Dec 27, 2013

14th December 2013; Art Documentary : Vermeer's The Art of Painting

Contemplate and Konangal
Documentary on Art
‘Private Life of a Masterpiece-
Vermeer’s The Art of Painting’
14th December 2013; 5.45 pm
Contemplate Art Galley ,
Avanashi Rd, Opp. Krishnammal College

Johannes Vermeer was a Dutch Baroque painter who was specialized in painting domestic interior scenes of ordinary life. In his life he produced relatively few paintings (35 paintings), and thus left his family in debt at the time of his death. He painted few paintings as he worked slowly and with great care. Bright colours were common in his paintings, but sometimes he also used expensive pigments. However, he is renowned for his use of light.
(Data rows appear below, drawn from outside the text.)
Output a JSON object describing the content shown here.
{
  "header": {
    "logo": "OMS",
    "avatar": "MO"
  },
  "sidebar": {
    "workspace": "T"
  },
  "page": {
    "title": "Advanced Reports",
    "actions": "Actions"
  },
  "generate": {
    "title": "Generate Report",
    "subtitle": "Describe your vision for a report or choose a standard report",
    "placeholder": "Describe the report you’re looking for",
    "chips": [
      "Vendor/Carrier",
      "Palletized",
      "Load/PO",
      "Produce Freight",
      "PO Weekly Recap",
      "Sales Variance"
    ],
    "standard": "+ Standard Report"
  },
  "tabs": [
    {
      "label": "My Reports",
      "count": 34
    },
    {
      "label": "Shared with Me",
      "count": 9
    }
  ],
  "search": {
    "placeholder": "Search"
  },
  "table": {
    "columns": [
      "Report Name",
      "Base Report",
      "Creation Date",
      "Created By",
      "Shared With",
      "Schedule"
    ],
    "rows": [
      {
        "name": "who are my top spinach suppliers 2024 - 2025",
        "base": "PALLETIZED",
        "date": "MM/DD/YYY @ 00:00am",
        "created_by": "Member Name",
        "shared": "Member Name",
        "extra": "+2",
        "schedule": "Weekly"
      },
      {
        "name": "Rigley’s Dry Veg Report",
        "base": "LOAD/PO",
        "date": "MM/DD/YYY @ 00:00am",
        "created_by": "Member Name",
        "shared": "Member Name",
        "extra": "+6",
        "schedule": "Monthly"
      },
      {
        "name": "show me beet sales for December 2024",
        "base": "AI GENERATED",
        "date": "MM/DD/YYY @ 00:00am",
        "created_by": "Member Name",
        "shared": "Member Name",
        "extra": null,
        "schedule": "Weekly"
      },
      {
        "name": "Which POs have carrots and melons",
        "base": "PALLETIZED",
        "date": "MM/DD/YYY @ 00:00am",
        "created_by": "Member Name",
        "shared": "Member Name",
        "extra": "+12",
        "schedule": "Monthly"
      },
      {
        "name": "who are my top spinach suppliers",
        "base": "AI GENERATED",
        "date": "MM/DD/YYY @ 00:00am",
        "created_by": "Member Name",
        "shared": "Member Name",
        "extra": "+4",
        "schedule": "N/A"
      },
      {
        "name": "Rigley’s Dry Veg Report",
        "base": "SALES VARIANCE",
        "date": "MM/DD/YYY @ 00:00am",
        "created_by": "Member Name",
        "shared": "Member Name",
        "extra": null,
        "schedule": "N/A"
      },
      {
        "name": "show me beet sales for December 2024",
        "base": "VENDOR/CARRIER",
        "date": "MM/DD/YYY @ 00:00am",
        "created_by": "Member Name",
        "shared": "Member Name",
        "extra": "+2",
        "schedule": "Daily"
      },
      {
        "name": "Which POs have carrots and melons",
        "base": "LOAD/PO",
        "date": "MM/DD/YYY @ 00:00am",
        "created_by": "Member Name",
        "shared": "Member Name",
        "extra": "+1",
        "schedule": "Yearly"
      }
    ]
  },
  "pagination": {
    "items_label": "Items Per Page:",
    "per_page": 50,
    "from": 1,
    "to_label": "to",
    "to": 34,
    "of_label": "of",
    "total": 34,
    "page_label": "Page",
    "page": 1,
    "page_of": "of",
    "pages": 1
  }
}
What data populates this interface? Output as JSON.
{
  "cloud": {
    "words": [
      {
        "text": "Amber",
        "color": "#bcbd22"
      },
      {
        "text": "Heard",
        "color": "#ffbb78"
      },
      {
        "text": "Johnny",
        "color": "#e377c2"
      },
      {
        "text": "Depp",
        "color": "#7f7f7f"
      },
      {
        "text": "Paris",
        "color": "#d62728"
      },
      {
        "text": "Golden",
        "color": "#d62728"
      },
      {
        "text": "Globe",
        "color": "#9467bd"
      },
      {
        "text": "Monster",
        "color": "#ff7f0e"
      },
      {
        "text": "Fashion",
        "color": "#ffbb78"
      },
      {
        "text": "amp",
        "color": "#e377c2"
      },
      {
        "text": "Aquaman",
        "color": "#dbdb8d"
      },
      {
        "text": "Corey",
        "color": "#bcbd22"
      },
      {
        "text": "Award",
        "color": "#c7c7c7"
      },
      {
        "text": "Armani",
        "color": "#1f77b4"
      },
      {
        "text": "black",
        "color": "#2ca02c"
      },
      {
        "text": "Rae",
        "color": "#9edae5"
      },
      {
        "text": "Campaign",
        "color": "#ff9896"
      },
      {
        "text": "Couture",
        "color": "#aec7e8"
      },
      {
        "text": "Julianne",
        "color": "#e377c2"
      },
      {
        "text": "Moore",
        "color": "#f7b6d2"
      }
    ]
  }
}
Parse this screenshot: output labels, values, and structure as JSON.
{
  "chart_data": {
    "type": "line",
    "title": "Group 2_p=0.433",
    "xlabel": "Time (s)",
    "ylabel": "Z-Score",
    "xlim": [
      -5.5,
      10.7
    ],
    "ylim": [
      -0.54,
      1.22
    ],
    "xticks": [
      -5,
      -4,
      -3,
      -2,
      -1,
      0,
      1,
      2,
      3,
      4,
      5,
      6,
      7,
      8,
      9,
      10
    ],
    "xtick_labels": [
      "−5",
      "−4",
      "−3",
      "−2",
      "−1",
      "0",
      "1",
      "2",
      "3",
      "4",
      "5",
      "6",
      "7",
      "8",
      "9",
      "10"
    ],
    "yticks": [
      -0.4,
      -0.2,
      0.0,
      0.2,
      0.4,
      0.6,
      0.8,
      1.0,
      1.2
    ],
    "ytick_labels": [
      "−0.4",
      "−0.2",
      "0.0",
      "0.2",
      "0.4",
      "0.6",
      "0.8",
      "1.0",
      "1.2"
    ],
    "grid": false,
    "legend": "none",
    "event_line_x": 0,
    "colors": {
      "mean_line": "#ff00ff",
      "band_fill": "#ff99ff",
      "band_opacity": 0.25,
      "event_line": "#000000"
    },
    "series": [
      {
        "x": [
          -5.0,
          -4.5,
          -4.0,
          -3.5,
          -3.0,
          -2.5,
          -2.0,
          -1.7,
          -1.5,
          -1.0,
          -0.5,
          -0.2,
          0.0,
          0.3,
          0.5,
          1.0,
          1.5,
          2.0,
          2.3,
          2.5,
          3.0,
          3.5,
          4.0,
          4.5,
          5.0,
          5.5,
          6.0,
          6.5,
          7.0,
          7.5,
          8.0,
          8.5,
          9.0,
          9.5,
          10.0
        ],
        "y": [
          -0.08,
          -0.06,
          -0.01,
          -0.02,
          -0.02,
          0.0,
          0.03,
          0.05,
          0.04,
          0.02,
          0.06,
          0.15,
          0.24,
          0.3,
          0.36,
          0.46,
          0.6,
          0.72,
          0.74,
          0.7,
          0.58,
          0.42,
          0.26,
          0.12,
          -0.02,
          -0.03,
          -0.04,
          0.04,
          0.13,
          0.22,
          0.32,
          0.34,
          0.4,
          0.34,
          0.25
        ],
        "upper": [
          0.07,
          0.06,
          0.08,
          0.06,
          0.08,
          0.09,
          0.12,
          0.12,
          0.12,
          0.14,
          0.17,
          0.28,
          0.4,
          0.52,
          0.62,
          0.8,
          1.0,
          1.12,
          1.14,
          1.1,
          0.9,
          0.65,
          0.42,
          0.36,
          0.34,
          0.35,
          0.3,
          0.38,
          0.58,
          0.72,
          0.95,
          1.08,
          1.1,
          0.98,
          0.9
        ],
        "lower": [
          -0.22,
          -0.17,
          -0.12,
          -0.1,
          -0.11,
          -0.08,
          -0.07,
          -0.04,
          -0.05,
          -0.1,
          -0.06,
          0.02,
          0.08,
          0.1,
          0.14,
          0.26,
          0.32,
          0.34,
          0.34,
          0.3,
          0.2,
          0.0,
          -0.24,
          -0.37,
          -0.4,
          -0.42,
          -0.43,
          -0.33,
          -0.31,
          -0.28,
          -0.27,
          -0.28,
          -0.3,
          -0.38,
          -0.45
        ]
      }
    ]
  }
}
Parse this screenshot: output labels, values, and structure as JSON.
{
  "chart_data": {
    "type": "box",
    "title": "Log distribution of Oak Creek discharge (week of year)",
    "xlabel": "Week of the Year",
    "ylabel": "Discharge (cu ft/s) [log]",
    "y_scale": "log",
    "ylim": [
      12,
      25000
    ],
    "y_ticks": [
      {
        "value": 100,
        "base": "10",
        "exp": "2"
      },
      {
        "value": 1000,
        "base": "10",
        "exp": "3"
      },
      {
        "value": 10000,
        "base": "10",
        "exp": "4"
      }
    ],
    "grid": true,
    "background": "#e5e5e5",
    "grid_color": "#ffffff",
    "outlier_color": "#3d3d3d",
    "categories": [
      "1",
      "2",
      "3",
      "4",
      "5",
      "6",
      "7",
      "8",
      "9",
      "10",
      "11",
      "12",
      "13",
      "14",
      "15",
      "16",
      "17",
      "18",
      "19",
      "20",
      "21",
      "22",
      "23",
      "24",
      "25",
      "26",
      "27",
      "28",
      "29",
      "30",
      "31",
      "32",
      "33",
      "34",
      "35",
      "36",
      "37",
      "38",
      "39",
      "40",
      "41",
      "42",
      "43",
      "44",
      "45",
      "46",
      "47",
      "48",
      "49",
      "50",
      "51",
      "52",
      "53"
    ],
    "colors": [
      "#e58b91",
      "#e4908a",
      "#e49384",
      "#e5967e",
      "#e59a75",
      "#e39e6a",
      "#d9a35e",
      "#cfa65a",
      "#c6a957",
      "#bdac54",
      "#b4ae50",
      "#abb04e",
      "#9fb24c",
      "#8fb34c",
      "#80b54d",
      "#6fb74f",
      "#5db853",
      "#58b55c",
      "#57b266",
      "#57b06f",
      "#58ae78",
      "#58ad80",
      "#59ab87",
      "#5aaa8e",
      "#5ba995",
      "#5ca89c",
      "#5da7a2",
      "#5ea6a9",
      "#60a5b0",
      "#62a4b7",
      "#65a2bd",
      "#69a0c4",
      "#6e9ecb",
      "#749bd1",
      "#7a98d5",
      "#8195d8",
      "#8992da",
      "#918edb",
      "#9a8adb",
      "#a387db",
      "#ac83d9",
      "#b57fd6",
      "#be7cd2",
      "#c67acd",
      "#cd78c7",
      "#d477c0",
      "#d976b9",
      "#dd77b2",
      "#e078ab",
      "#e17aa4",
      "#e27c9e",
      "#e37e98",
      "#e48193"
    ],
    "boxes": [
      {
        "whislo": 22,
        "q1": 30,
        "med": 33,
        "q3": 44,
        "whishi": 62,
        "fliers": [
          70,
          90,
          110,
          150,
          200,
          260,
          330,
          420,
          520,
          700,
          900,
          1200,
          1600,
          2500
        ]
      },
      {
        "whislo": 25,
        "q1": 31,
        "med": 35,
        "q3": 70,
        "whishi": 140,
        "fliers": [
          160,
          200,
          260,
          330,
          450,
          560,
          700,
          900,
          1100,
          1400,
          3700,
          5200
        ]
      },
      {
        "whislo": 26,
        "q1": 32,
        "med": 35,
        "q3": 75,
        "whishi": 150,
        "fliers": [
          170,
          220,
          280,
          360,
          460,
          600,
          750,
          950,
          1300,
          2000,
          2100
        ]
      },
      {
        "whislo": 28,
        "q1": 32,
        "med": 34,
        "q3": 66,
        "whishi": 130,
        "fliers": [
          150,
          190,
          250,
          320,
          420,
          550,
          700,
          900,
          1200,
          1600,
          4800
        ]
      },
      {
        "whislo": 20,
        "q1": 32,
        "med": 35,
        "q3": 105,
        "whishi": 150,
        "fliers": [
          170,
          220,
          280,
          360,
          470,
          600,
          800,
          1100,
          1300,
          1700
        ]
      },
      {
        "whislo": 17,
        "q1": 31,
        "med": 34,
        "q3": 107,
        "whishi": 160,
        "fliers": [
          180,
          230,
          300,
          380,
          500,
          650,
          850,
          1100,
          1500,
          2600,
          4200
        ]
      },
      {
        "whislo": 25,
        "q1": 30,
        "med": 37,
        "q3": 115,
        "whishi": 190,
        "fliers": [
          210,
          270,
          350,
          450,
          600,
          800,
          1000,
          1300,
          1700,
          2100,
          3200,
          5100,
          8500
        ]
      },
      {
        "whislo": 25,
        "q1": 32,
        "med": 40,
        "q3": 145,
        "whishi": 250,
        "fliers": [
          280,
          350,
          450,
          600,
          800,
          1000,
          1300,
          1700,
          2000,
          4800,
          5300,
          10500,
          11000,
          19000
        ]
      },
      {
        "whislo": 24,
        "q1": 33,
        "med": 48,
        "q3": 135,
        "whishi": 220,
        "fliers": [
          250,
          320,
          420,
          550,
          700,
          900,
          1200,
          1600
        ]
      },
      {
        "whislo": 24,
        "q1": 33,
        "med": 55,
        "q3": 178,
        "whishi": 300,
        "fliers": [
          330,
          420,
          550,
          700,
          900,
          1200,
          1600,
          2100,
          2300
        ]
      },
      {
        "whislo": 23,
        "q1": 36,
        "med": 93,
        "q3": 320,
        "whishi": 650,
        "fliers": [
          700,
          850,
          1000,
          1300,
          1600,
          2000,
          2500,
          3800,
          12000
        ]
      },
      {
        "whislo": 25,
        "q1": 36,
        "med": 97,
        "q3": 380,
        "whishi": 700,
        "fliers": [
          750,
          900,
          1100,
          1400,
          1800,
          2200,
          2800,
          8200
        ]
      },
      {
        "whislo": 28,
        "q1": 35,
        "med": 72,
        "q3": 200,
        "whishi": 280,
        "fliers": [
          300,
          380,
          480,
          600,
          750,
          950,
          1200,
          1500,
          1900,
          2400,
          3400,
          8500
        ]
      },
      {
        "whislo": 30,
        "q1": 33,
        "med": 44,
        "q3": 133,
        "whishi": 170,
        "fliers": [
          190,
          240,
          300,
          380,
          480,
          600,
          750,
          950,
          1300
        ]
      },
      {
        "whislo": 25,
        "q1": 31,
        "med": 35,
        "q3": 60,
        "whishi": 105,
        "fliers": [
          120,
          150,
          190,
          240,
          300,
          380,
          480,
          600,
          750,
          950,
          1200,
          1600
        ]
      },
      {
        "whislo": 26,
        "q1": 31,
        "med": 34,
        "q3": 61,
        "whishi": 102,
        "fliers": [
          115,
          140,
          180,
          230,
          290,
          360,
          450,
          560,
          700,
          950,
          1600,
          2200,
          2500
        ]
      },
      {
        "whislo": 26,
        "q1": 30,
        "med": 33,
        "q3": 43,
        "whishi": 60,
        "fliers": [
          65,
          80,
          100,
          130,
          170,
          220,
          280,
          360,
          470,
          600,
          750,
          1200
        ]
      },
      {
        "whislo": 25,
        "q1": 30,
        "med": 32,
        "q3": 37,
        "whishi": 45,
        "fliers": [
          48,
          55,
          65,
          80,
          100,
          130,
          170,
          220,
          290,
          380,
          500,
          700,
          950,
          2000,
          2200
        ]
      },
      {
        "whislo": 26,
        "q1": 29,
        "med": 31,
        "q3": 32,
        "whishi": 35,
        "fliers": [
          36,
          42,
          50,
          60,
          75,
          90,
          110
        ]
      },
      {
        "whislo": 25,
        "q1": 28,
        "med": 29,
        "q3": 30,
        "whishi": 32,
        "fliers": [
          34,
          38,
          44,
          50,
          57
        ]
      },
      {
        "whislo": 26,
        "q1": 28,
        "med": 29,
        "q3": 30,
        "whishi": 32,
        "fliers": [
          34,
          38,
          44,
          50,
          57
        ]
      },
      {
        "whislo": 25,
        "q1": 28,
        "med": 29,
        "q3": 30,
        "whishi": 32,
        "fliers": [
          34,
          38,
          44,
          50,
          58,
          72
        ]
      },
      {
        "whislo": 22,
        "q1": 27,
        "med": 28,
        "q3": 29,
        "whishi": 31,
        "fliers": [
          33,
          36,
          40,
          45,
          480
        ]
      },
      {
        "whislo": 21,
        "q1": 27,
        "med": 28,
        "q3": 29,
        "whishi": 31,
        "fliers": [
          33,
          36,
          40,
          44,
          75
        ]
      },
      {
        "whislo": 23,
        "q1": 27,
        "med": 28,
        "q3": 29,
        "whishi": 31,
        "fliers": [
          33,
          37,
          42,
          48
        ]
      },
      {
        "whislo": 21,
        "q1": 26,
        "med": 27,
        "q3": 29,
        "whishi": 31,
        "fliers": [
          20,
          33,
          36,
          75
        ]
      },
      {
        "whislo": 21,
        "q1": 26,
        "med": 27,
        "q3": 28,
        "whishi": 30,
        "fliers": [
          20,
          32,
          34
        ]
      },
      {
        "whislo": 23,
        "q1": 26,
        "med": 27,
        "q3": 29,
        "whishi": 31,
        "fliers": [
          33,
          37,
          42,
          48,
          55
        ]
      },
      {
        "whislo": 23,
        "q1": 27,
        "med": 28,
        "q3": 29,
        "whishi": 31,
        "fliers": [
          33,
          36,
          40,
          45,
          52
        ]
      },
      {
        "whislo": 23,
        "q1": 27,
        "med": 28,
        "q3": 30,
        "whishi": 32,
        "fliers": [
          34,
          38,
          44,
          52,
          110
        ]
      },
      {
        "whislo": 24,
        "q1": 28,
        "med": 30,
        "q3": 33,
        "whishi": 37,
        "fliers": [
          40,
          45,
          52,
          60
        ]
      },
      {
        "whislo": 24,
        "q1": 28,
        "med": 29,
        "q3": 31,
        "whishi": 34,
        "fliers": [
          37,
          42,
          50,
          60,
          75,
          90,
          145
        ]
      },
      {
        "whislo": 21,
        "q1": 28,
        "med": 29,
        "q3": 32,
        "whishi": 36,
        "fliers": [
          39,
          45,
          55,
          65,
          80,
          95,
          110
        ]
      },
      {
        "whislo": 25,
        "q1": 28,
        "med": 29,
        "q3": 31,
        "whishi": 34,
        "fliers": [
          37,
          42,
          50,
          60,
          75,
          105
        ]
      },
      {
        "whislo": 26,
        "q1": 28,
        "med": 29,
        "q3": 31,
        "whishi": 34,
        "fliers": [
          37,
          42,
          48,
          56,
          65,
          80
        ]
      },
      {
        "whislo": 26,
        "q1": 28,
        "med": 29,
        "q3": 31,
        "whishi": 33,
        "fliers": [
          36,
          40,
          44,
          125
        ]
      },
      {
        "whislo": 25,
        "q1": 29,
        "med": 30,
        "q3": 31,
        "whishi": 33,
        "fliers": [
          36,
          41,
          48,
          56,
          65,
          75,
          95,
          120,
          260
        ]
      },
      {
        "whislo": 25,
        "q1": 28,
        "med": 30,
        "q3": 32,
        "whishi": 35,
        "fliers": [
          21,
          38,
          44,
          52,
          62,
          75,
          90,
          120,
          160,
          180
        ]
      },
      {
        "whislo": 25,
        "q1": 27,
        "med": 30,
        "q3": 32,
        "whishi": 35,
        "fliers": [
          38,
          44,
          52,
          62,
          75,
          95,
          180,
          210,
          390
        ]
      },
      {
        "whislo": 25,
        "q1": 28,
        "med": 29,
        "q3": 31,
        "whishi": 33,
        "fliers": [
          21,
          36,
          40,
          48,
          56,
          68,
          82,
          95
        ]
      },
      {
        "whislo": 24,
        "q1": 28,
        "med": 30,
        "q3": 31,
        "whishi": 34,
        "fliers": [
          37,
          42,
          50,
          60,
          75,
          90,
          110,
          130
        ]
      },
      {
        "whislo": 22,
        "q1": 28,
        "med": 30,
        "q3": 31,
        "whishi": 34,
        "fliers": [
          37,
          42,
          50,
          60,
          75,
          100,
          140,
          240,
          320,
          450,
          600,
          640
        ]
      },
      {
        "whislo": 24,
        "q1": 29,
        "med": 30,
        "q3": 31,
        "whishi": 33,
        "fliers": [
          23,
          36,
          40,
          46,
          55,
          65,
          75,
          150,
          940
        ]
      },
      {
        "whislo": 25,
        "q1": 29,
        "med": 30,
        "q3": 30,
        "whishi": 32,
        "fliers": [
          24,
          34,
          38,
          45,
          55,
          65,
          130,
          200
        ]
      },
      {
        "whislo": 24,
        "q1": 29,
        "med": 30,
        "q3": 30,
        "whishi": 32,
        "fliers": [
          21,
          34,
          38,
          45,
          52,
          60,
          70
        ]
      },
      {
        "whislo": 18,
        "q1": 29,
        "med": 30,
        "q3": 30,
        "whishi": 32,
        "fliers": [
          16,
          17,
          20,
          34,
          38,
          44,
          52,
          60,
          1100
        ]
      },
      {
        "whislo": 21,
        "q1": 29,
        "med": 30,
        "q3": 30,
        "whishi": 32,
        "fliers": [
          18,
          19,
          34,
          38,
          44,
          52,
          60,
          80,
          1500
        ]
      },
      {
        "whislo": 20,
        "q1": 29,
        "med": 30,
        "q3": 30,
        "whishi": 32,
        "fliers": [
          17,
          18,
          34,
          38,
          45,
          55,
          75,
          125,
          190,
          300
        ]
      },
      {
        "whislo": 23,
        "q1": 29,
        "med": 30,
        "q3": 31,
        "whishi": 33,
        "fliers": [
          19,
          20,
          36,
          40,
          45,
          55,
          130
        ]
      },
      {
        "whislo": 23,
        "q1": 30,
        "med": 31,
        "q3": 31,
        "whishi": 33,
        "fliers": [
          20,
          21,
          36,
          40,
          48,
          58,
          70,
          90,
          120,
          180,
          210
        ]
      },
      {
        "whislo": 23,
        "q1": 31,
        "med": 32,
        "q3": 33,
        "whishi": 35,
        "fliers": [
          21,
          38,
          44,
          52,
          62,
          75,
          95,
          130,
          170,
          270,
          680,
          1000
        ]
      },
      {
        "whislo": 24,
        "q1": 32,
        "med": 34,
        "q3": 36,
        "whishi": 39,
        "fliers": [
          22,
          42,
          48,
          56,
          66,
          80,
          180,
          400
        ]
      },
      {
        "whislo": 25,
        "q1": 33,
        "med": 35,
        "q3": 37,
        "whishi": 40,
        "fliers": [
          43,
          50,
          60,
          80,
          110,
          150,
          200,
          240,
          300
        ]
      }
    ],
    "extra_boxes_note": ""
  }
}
He is  now acknowledged as one of the greatest painters of the Dutch Golden Age.
This painting is called The Art of Painting, but it is also known as The Allegory of Painting or Painter in his studio. It is a famous 17th century oil on canvas painted by Jan Vermeer. Many experts in art believe that this work is an allegory of painting, and thus, the different titles. The painting has only two figures, the painter and his subject. The painter is thought to be a self-portrait of the artist, though the face is not visible. The subject is the Muse of History, Clio. The map in the background is of the Seven United Provinces of the Netherlands

In The Art of  Painting Vermeer gave more attention to light and textural effects at the rear of the room. Moreover, the light falling across Clio, the model’s hands, face and robe show the softness of Clio’s skin. The effect of light is also visible on the map, where the light models its form and reflects its aged appearance. Finally, another object captured by the light is the chandelier, where the sunlight reflecting off its polished surface makes it really beautiful. This light contracts in an amazing way with the dark parts of the chandelier.
The Art of Painting holds a special place within Vermeer's oeuvre. While it displays all the captivating characteristics of his artistic genius -- a carefully observed seventeenth-century Dutch interior illuminated by softly diffused light, exquisitely painted details, and a frozen moment imbued with psychological depth -- it stands apart from his other works in its imposing scale and pronounced allegorical character.